Some men just buy expensive sports cars or a motorbike when they have a midlife crisis. Psychiatrist Luke Rhinehart decides to live his life by the whims of the die. He rapes his friend’s wife, conducts outrageous psychological experiments (mostly revolving around sex), frees patients from a mental hospital, leaves his wife and children, kills a patient - all because the die told him to do so. He calls this “dice therapy”, begins to treat patients by it and thereby starts a movement that turns into a full-blown religious cult with its own churches (the CETREs: Centers for Experiments in Totally Random Environments) where people blindly follow the word of the Die (with a capital D).
“The Dice Man” is one of those books that I enjoyed reading but that make me weary to publicly admit that I enjoyed reading because I know that there are wackos out there who take its content - quite unironically - as gospel (another good example for this would be “Fight Club” - no, it does not tell you to beat up other guys and to blow up buildings).
The book does (almost) everything to shock its readers and to undermine their expectations. No sexual debauchery too depraved to be described, no stereotype too contrived to be included, no sexist behaviour too hurtful to be portrayed (even though I have the slight suspicion that a lot of these behaviours would have been considered to be “OK” by many readers back when the book was published).
Only at the very end the author appears to have gotten cold feet: The die chooses Frank Osterflood, the child raping mental patient, to be Rhinehart‘s murder victim. By doing so, the author stops short of letting his character commit the ultimate sin of fictional murders, that is, taking the life of an *innocent* victim. Osterflood is a sadist child molester, after all. He is the opposite of innocent. Most would therefore agree that his death is by far less atrocious than, for example, the death of Larry, Rhinehart‘s son, who was also on the list of potential murder victims.
But maybe the author did not get cold feet but instead aimed for a “realistic” depiction of random decisions. After all, exclusively depicting decisions that are horrible and atrocious would not convey the feeling of utter randomness of a life lived by the die. Always letting the die opt for the morally or socially “worst” option would be just as contrived as letting the die always choose morally “good” options - even though a true “dice man” like Rhinehart rejects the notion of “right” or “wrong” in a moral sense altogether. “Right” is what the die decides. We as readers are left to ourselves when it comes to judging the consequences of these decisions - and the book makes sure to provide us with plenty of examples to do so.

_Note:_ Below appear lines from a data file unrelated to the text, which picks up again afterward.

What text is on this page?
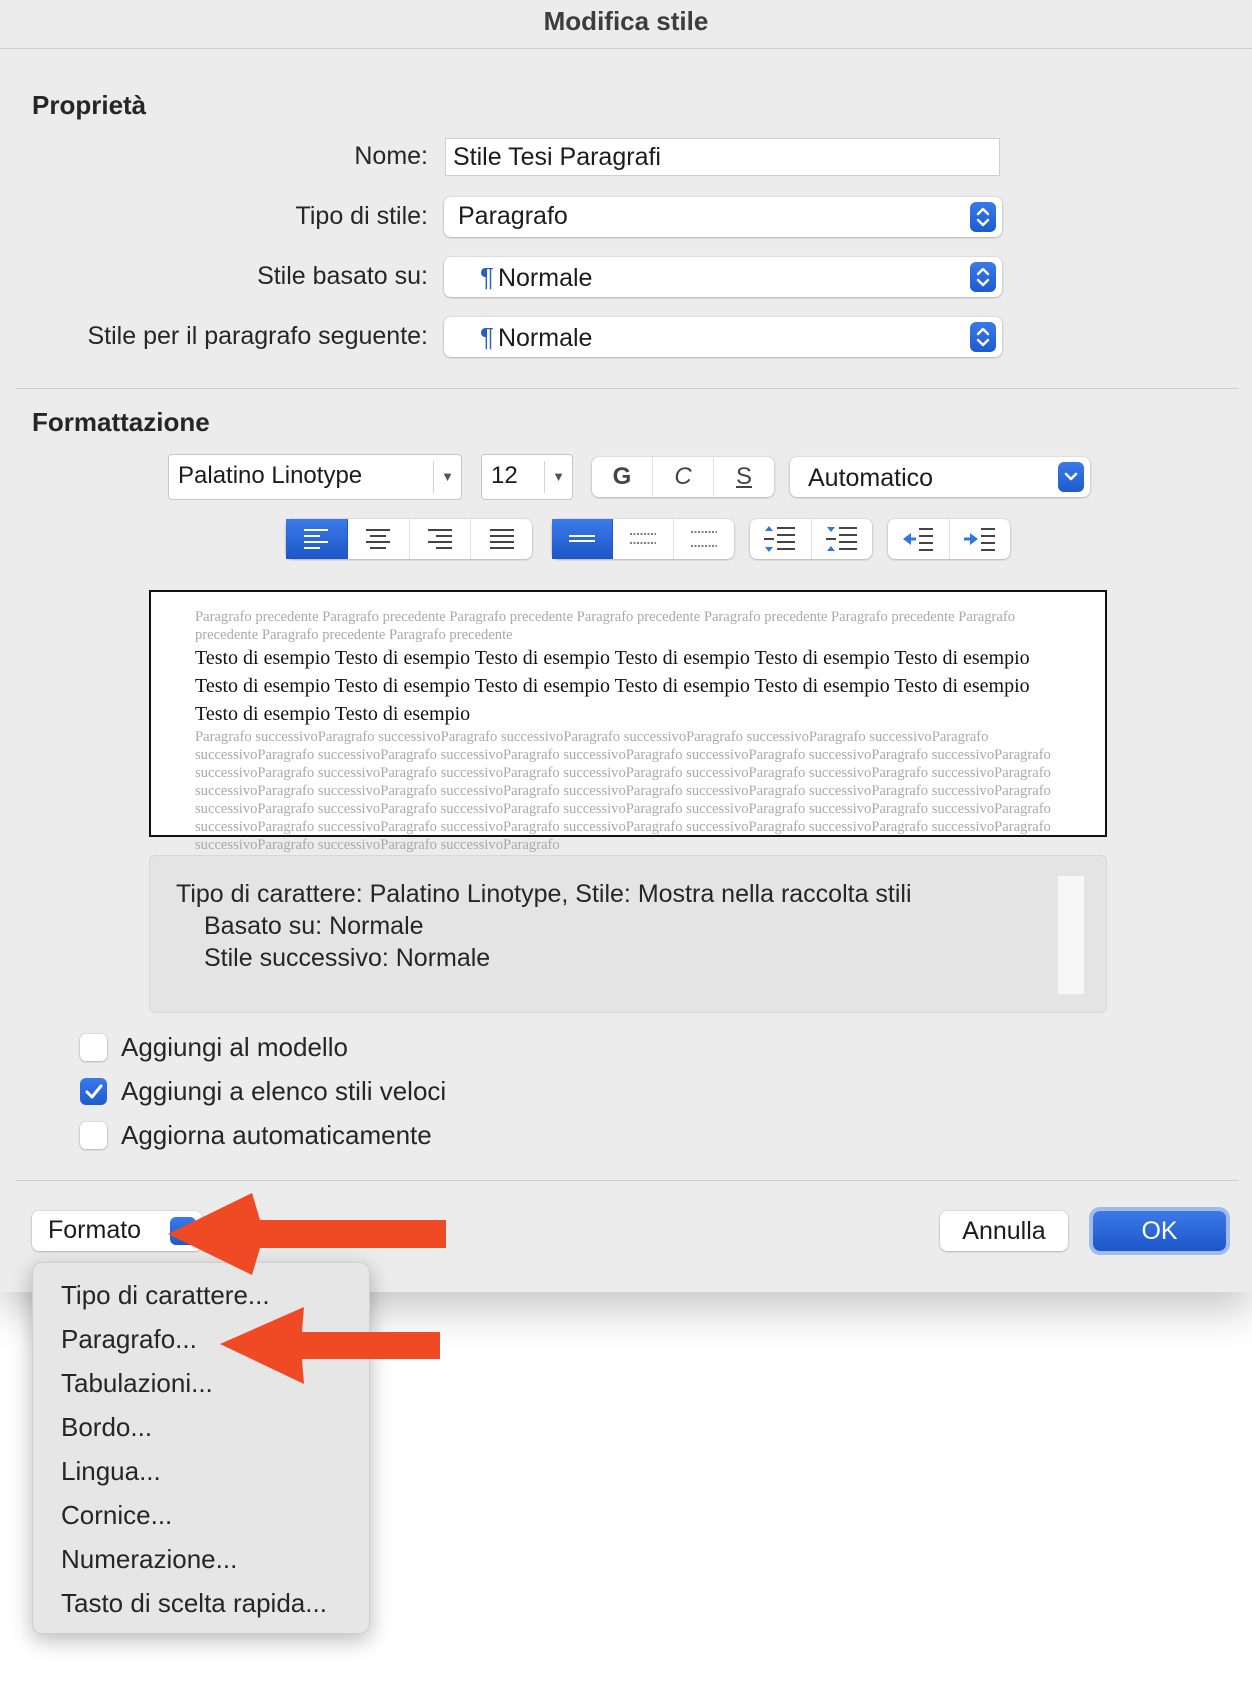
Modifica stile
Proprietà
Nome:	Stile Tesi Paragrafi
Tipo di stile:	Paragrafo
Stile basato su:	¶ Normale
Stile per il paragrafo seguente:	¶ Normale
Formattazione
Palatino Linotype	▼	12	▼	G	C	S	Automatico
Paragrafo precedente Paragrafo precedente Paragrafo precedente Paragrafo precedente Paragrafo precedente Paragrafo precedente Paragrafo precedente Paragrafo precedente Paragrafo precedente
Testo di esempio Testo di esempio Testo di esempio Testo di esempio Testo di esempio Testo di esempio Testo di esempio Testo di esempio Testo di esempio Testo di esempio Testo di esempio Testo di esempio Testo di esempio Testo di esempio
Paragrafo successivoParagrafo successivoParagrafo successivoParagrafo successivoParagrafo successivoParagrafo successivoParagrafo successivoParagrafo successivoParagrafo successivoParagrafo successivoParagrafo successivoParagrafo successivoParagrafo successivoParagrafo successivoParagrafo successivoParagrafo successivoParagrafo successivoParagrafo successivoParagrafo successivoParagrafo successivoParagrafo successivoParagrafo successivoParagrafo successivoParagrafo successivoParagrafo successivoParagrafo successivoParagrafo successivoParagrafo successivoParagrafo successivoParagrafo successivoParagrafo successivoParagrafo successivoParagrafo successivoParagrafo successivoParagrafo successivoParagrafo successivoParagrafo successivoParagrafo successivoParagrafo successivoParagrafo successivoParagrafo successivoParagrafo successivoParagrafo successivoParagrafo successivoParagrafo
Tipo di carattere: Palatino Linotype, Stile: Mostra nella raccolta stili
Basato su: Normale
Stile successivo: Normale
Aggiungi al modello
Aggiungi a elenco stili veloci
Aggiorna automaticamente
Formato	Annulla	OK
Tipo di carattere...
Paragrafo...
Tabulazioni...
Bordo...
Lingua...
Cornice...
Numerazione...
Tasto di scelta rapida...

That’s one of the three main aspects that made this novel such a captivating read for me: The ability of the author to let the story unfold in a seemingly random fashion by virtue of a deliberately chosen storyline. The reader is lulled into believing that the depicted events were the results of chance even though they are nothing more than any other (good) piece of fiction: A deliberate effort by the author to tell a convincing tale. The apparent contradiction between the depiction of seemingly random events and behaviours and the knowledge that these depictions are completely and deliberately controlled by the author (and thus the opposite of random) is dissolved by a neat narrative trick: The protagonist‘s name is the same as the author‘s, that is, the novel is framed as an autobiography. The reader is thus lead to believe that the events depicted in “the dice man” are not the work of non-random fiction but the accurate depiction of the truly random actions of the author (of course they are not, but the ambiguity of the matter provides much of the allure of the novel).
A second intriguing aspect of the novel is its examination of the importance of “genuine” human motivations. At times, Rhinehart lets the die completely take over. It decides how he behaves, what he says and what he does. As long as he does this without telling the people around him that he does it, he just appears odd/perverse/inappropriate/deranged/charming/etc. (depending on what the die told him to do). As soon as he lets people in on his secret, however, things get more complicated as they never know whether Rhinehart’s behaviour is “genuine” or “dice-dictated”. And for most humans, the difference in motivation matters greatly even if the outcomes are the same. In the words of Rhinehart: “The suffering our dice-dictated actions causes is clearly nothing as compared man for man to that caused by rational, civilized man. Dicepeople are amateurs at evil. What seems to disturb you guys is that others are sometimes manipulated not by an ego-motivated me but by a dice-motivated me. It’s the seeming gratuity of the occasional suffering we cause that shocks. You prefer purposeful, consistent, solidly structured suffering. The idea that we create love because the dice order us to, that we express love, that we feel love, all because of accident, shatters the fabric of your illusions about the nature of man.”
A third aspect that makes this novel stand out for me is how it shatters our notion of what is true and false: When questioned by the police about the escape of the mental patients and the murder of Frank Osterflood (the child rapist), Rhinehart lets the die dictate his answer. He changes his story on the throw of a die and thus blurs the line between reality and fabrication in his statement. Because all of this is done in full view of the detective, the statement becomes virtually useless, as it is impossible to tell whether its contents are true or not. All the cues that help us distinguishing true from false when people tell us stories (e.g. consistency with motivations and non-contradictory statements) are useless because the statement is random by default and we know that it is so. Hence, we can’t fool ourselves into seeing a hidden pattern or meaning in the statement because we know there is none.